En 1946, Keynes apprendra des autorités américaines qu’elles ont renoncé à nommer White directeur général du FMI, alors que sa nomination était considérée comme acquise. Le Président avait pris connaissance d’un rapport d’Edgar Hoover, directeur du FBI, qui mettait White en cause. N’ayant personne d’autre à proposer, Truman décide de laisser la direction à un Européen, le Belge Camille Gutt. Depuis c’est toujours un Européen, souvent un Français, qui a dirigé cette organisation laissant aux Américains la présidence de la Banque mondiale.

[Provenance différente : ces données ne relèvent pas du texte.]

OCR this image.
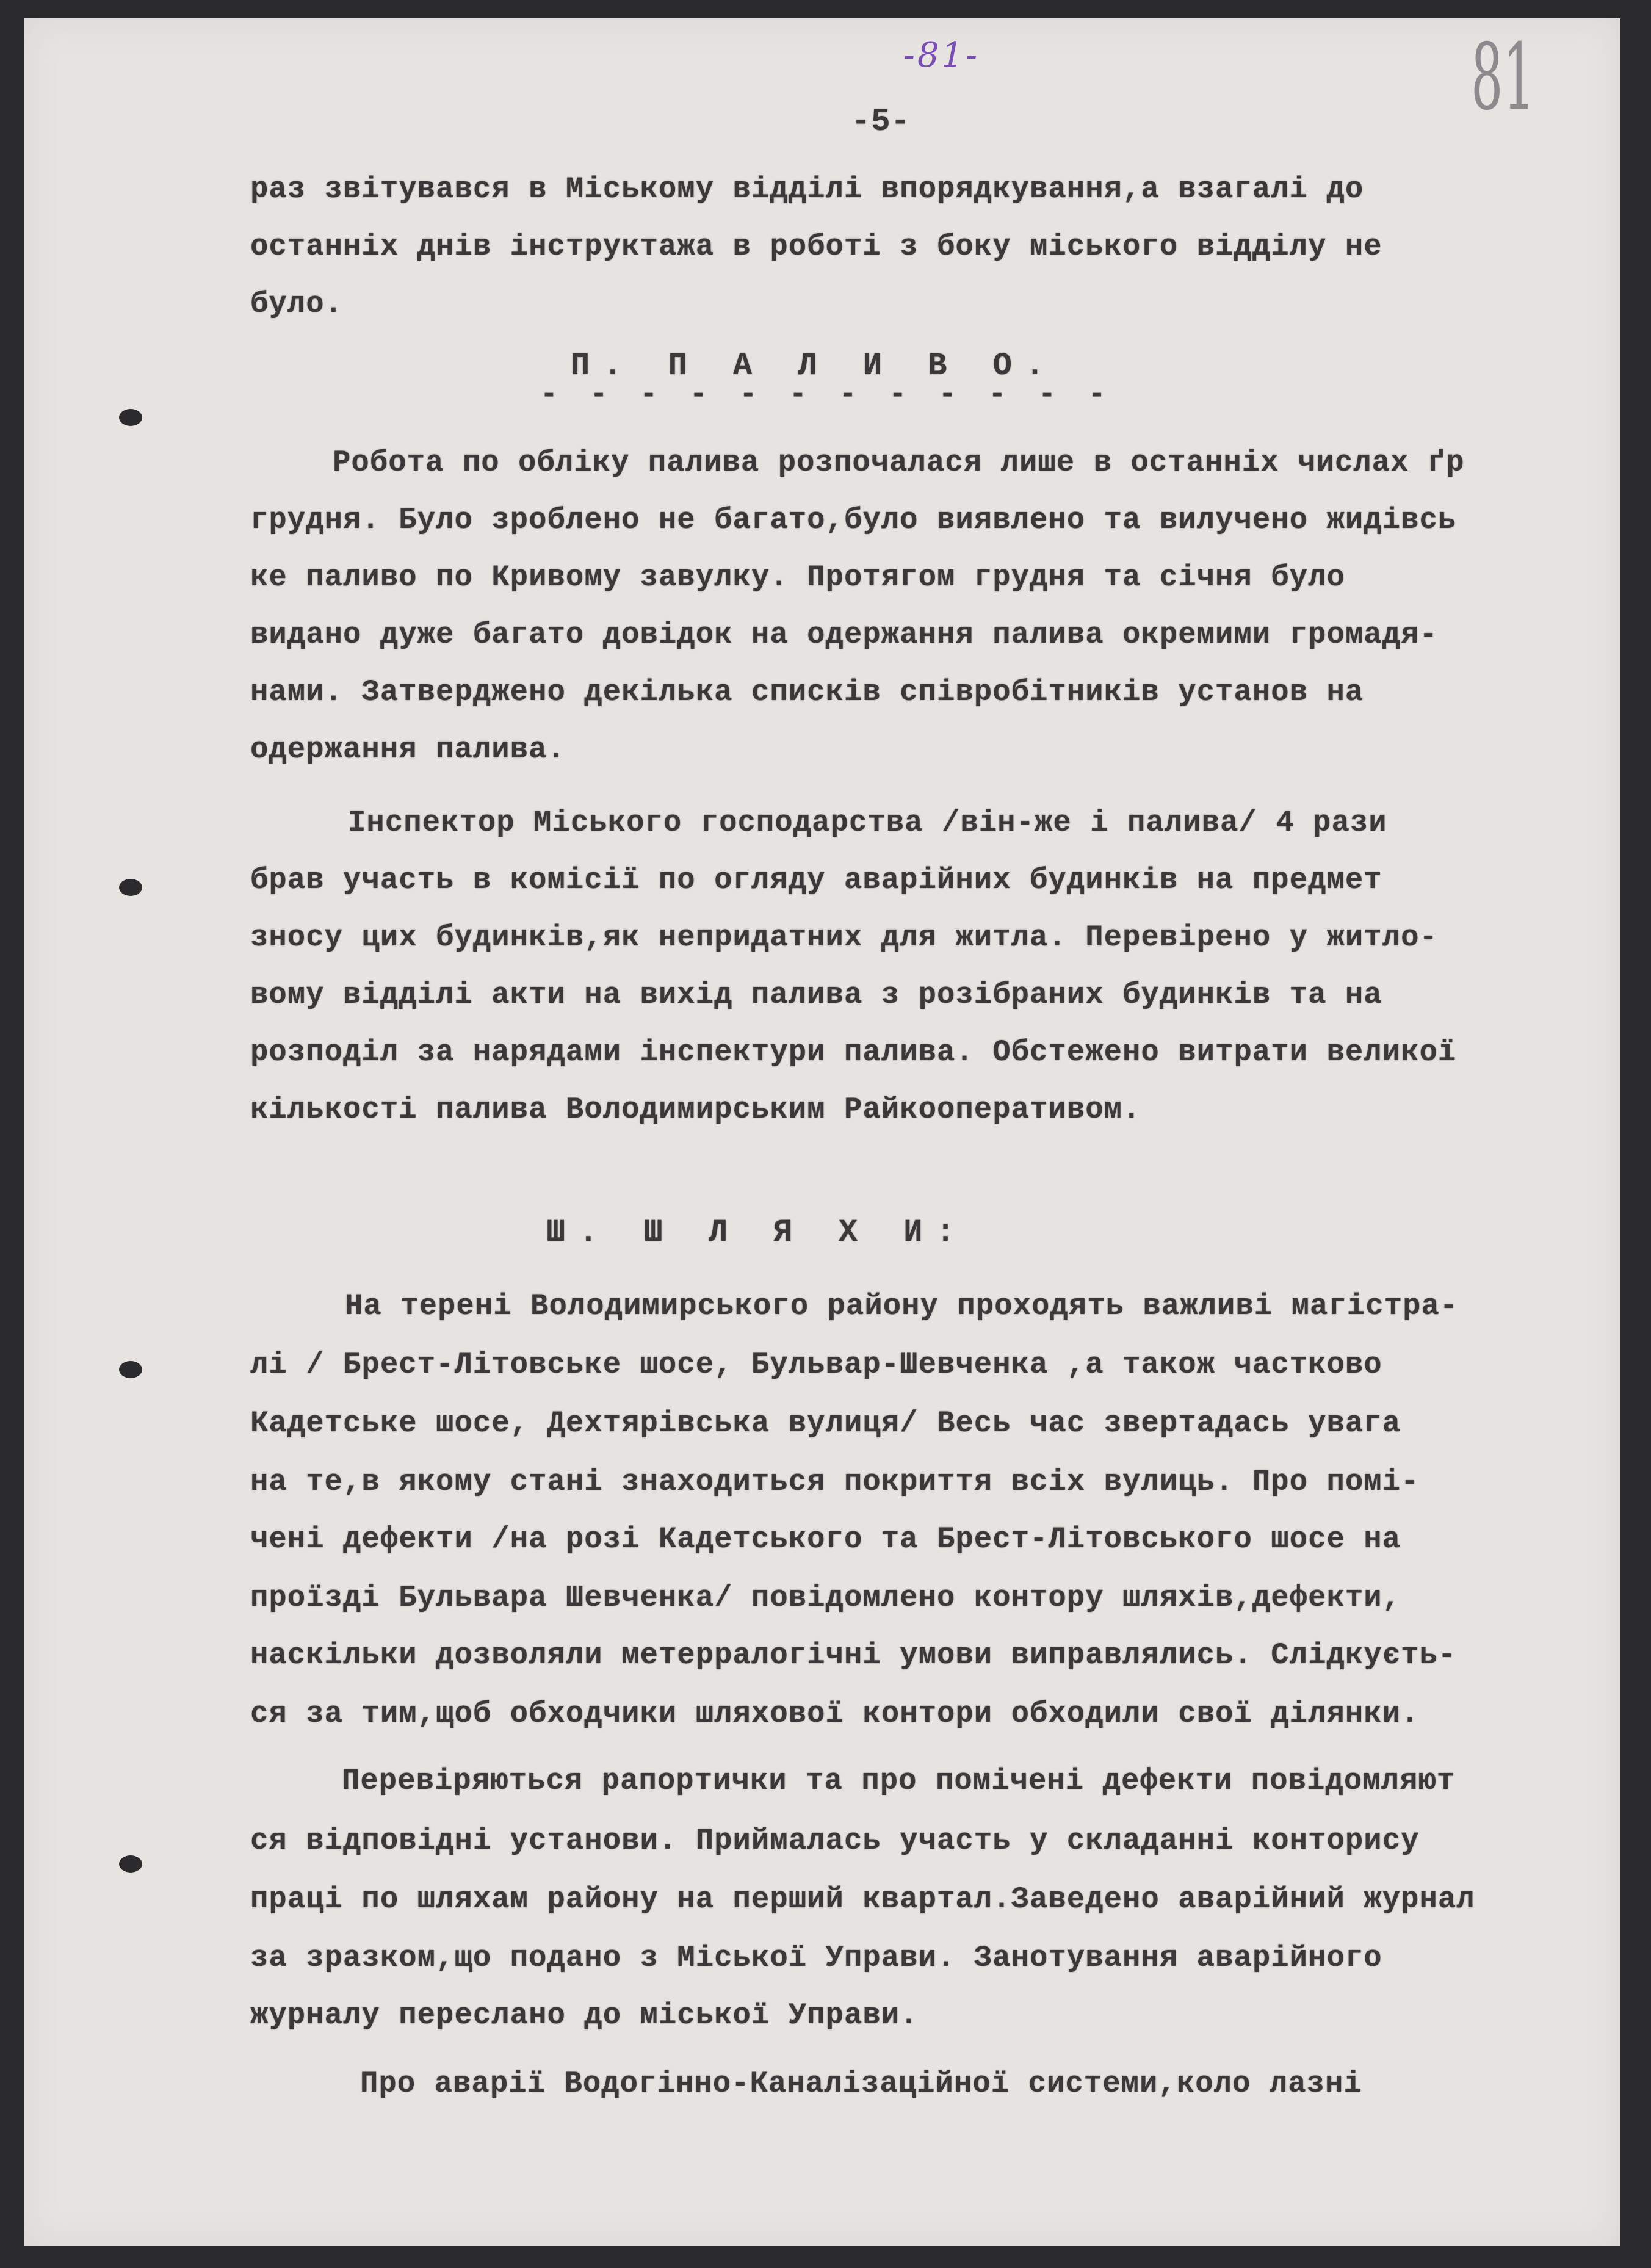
-81-	81
-5-
раз звітувався в Міському відділі впорядкування,а взагалі до
останніх днів інструктажа в роботі з боку міського відділу не
було.
П. П А Л И В О.
- - - - - - - - - - - -
Робота по обліку палива розпочалася лише в останніх числах ґр
грудня. Було зроблено не багато,було виявлено та вилучено жидівсь
ке паливо по Кривому завулку. Протягом грудня та січня було
видано дуже багато довідок на одержання палива окремими громадя-
нами. Затверджено декілька списків співробітників установ на
одержання палива.
Інспектор Міського господарства /він-же і палива/ 4 рази
брав участь в комісії по огляду аварійних будинків на предмет
зносу цих будинків,як непридатних для житла. Перевірено у житло-
вому відділі акти на вихід палива з розібраних будинків та на
розподіл за нарядами інспектури палива. Обстежено витрати великої
кількості палива Володимирським Райкооперативом.
Ш. Ш Л Я Х И:
На терені Володимирського району проходять важливі магістра-
лі / Брест-Літовське шосе, Бульвар-Шевченка ,а також частково
Кадетське шосе, Дехтярівська вулиця/ Весь час звертадась увага
на те,в якому стані знаходиться покриття всіх вулиць. Про помі-
чені дефекти /на розі Кадетського та Брест-Літовського шосе на
проїзді Бульвара Шевченка/ повідомлено контору шляхів,дефекти,
наскільки дозволяли метерралогічні умови виправлялись. Слідкуєть-
ся за тим,щоб обходчики шляхової контори обходили свої ділянки.
Перевіряються рапортички та про помічені дефекти повідомляют
ся відповідні установи. Приймалась участь у складанні конторису
праці по шляхам району на перший квартал.Заведено аварійний журнал
за зразком,що подано з Міської Управи. Занотування аварійного
журналу переслано до міської Управи.
Про аварії Водогінно-Каналізаційної системи,коло лазні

Harry Dexter White (29 octobre 1892 - 16 août 1948), haut fonctionnaire du département du Trésor américain. Travaillant en étroite collaboration avec le secrétaire au Trésor Henry Morgenthau Jr, il a contribué à définir la politique financière américaine envers les alliés de la Seconde Guerre mondiale. A la conférence de Bretton Woods de 1944 qui a établi l'ordre économique d'après-guerre, il a dominé la conférence et imposé sa vision des institutions financières d'après-guerre malgré les objections de John Maynard Keynes, le représentant britannique. À Bretton Woods, White est l'un des principaux architectes du Fonds monétaire international et de la Banque mondiale.

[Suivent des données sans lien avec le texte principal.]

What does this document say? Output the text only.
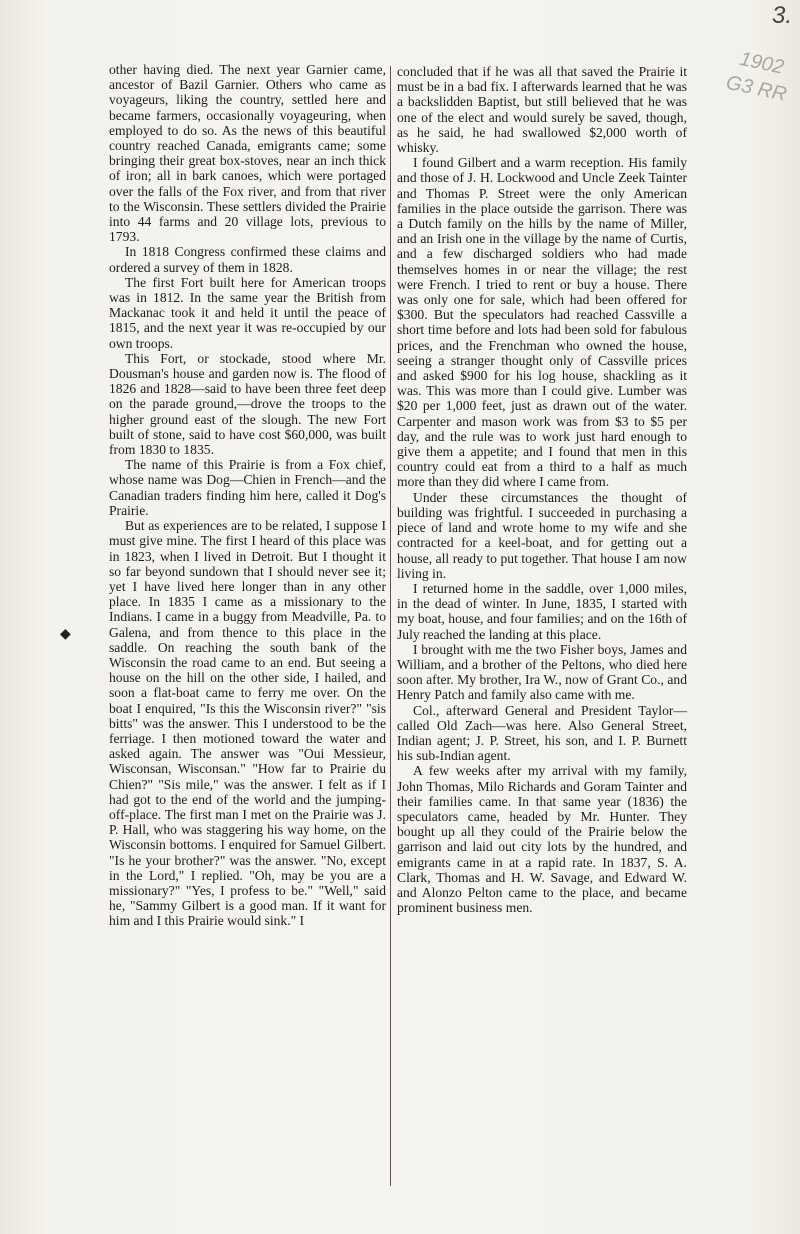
3.
1902 G3 RR
◆

other having died. The next year Garnier came, ancestor of Bazil Garnier. Others who came as voyageurs, liking the country, settled here and became farmers, occasionally voyageuring, when employed to do so. As the news of this beautiful country reached Canada, emigrants came; some bringing their great box-stoves, near an inch thick of iron; all in bark canoes, which were portaged over the falls of the Fox river, and from that river to the Wisconsin. These settlers divided the Prairie into 44 farms and 20 village lots, previous to 1793.

In 1818 Congress confirmed these claims and ordered a survey of them in 1828.

The first Fort built here for American troops was in 1812. In the same year the British from Mackanac took it and held it until the peace of 1815, and the next year it was re-occupied by our own troops.

This Fort, or stockade, stood where Mr. Dousman's house and garden now is. The flood of 1826 and 1828—said to have been three feet deep on the parade ground,—drove the troops to the higher ground east of the slough. The new Fort built of stone, said to have cost $60,000, was built from 1830 to 1835.

The name of this Prairie is from a Fox chief, whose name was Dog—Chien in French—and the Canadian traders finding him here, called it Dog's Prairie.

But as experiences are to be related, I suppose I must give mine. The first I heard of this place was in 1823, when I lived in Detroit. But I thought it so far beyond sundown that I should never see it; yet I have lived here longer than in any other place. In 1835 I came as a missionary to the Indians. I came in a buggy from Meadville, Pa. to Galena, and from thence to this place in the saddle. On reaching the south bank of the Wisconsin the road came to an end. But seeing a house on the hill on the other side, I hailed, and soon a flat-boat came to ferry me over. On the boat I enquired, "Is this the Wisconsin river?" "sis bitts" was the answer. This I understood to be the ferriage. I then motioned toward the water and asked again. The answer was "Oui Messieur, Wisconsan, Wisconsan." "How far to Prairie du Chien?" "Sis mile," was the answer. I felt as if I had got to the end of the world and the jumping-off-place. The first man I met on the Prairie was J. P. Hall, who was staggering his way home, on the Wisconsin bottoms. I enquired for Samuel Gilbert. "Is he your brother?" was the answer. "No, except in the Lord," I replied. "Oh, may be you are a missionary?" "Yes, I profess to be." "Well," said he, "Sammy Gilbert is a good man. If it want for him and I this Prairie would sink." I

concluded that if he was all that saved the Prairie it must be in a bad fix. I afterwards learned that he was a backslidden Baptist, but still believed that he was one of the elect and would surely be saved, though, as he said, he had swallowed $2,000 worth of whisky.

I found Gilbert and a warm reception. His family and those of J. H. Lockwood and Uncle Zeek Tainter and Thomas P. Street were the only American families in the place outside the garrison. There was a Dutch family on the hills by the name of Miller, and an Irish one in the village by the name of Curtis, and a few discharged soldiers who had made themselves homes in or near the village; the rest were French. I tried to rent or buy a house. There was only one for sale, which had been offered for $300. But the speculators had reached Cassville a short time before and lots had been sold for fabulous prices, and the Frenchman who owned the house, seeing a stranger thought only of Cassville prices and asked $900 for his log house, shackling as it was. This was more than I could give. Lumber was $20 per 1,000 feet, just as drawn out of the water. Carpenter and mason work was from $3 to $5 per day, and the rule was to work just hard enough to give them a appetite; and I found that men in this country could eat from a third to a half as much more than they did where I came from.

Under these circumstances the thought of building was frightful. I succeeded in purchasing a piece of land and wrote home to my wife and she contracted for a keel-boat, and for getting out a house, all ready to put together. That house I am now living in.

I returned home in the saddle, over 1,000 miles, in the dead of winter. In June, 1835, I started with my boat, house, and four families; and on the 16th of July reached the landing at this place.

I brought with me the two Fisher boys, James and William, and a brother of the Peltons, who died here soon after. My brother, Ira W., now of Grant Co., and Henry Patch and family also came with me.

Col., afterward General and President Taylor—called Old Zach—was here. Also General Street, Indian agent; J. P. Street, his son, and I. P. Burnett his sub-Indian agent.

A few weeks after my arrival with my family, John Thomas, Milo Richards and Goram Tainter and their families came. In that same year (1836) the speculators came, headed by Mr. Hunter. They bought up all they could of the Prairie below the garrison and laid out city lots by the hundred, and emigrants came in at a rapid rate. In 1837, S. A. Clark, Thomas and H. W. Savage, and Edward W. and Alonzo Pelton came to the place, and became prominent business men.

Le projet Venona était un programme de contre-espionnage américain lancé pendant la Seconde Guerre mondiale par l’United States Army's Signal Intelligence Service (absorbé plus tardpar the National Security Agency –NSA-), partiqué du 1er février 1943 au 1er octobre 1980. Il visait à décrypter les messages transmis par les agences de renseignement de l'Union soviétique (par exemple, le NKVD, le KGB et le GRU). Lancé lorsque l'Union soviétique était un allié des États-Unis, le programme s'est poursuivi pendant la Guerre froide, alors qu'elle était considérée comme un ennemi. Pendant les 37 ans qu'a duré le projet Venona, environ 3 000 messages ont été décryptés et traduits. On lui doit la découverte du réseau d'espionnage Cambridge Five au Royaume-Uni et de l'espionnage soviétique du projet Manhattan aux États-Unis (connu sous le nom de projet Enormous) pour le soutien, en particulier, du projet de bombe atomique soviétique. Le projet Venona est resté secret pendant plus de 15 ans après sa conclusion. Certains des messages soviétiques décodés n'ont été déclassifiés et publiés par les États-Unis qu'en 1995.